All through the wiki description of this film, 'socialist' and 'socialism' are substituted for communist, communism. * This significantly distorts the history that the writer and director so carefully work to depict in this vast film. In the workers' community center, their homes, their schools, are frescos of the hammer and sickle, portraits of Marx, Lenin and Stalin. In Italy communism was, and still is, an active political and economic alternative. You can see why this is so, in a country where the other choices are to be oppressed by the Church, the Mafia or Fascism - Corporate interests. This is particularly true for the agricultural worker, during these decades from the turn of the 20th century through the Depression, when agricultural populism was powerfully struggling everywhere, including right here in the U.S., leading to riots, assassinations, murders and thuggery of every kind, sponsored by the Bosses and their minions, whether hired or elected.

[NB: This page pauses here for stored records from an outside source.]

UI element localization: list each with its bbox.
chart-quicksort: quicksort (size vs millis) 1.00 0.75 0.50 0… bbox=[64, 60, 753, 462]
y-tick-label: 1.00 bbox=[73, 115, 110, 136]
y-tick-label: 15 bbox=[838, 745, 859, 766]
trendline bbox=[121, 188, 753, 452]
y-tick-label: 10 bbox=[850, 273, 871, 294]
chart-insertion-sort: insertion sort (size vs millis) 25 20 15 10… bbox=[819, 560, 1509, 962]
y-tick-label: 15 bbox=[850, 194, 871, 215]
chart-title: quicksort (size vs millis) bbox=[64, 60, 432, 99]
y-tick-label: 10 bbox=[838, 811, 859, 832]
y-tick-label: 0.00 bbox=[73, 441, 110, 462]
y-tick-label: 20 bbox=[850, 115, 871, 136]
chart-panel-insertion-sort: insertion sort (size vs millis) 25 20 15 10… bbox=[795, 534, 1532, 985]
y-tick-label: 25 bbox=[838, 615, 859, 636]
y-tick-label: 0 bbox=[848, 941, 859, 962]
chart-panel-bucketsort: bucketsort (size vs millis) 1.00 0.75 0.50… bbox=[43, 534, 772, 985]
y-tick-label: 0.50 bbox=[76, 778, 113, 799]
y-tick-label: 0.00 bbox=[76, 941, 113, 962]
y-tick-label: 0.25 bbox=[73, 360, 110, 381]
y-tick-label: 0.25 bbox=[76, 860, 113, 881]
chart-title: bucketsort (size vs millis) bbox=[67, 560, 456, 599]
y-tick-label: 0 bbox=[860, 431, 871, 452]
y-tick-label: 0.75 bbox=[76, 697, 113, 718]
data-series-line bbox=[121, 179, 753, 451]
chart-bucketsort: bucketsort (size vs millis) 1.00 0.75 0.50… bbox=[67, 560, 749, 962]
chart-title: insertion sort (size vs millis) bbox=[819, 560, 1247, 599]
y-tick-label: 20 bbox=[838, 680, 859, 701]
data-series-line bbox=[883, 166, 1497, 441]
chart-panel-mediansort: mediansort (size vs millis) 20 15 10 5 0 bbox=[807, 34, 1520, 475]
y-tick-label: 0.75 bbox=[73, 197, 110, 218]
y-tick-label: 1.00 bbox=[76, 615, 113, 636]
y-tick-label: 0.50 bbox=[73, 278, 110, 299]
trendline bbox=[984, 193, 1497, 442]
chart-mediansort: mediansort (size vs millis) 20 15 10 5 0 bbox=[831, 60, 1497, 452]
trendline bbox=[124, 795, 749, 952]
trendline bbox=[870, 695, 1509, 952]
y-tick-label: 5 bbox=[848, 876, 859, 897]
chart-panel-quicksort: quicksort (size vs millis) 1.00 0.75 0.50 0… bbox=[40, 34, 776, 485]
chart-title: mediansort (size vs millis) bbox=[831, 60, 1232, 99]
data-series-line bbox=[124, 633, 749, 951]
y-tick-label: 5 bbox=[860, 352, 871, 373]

The irony here though, is that Marx, Lenin and Stalin were not in sympathy with the agricultural worker. It was urban industrial labor that they were concerned with, and from whom the great communist movements were expected to birth their success. Yet, in history, the longest successful Communist revolution came from the nation which was the least industrialized: China, and later, Cuba. Stalin in particular declared war on the land worker -- from which came the constant hunger of so many in the Soviet countries.
So why is Wiki insisting this is socialism and not communism in this great Bertolucci film? Is it really fear, that we can't even name communism in a great film to which communism is central to the conflict, because the 'good' protagonists are so clearly communists and the bad ones are so clearly the great capitalists?
* This is striking, since the history of the medieval economic mutual assistance and governing bodies, known as communes, began in the city-states of Italy and very quickly, if not simultaneously, moved into France.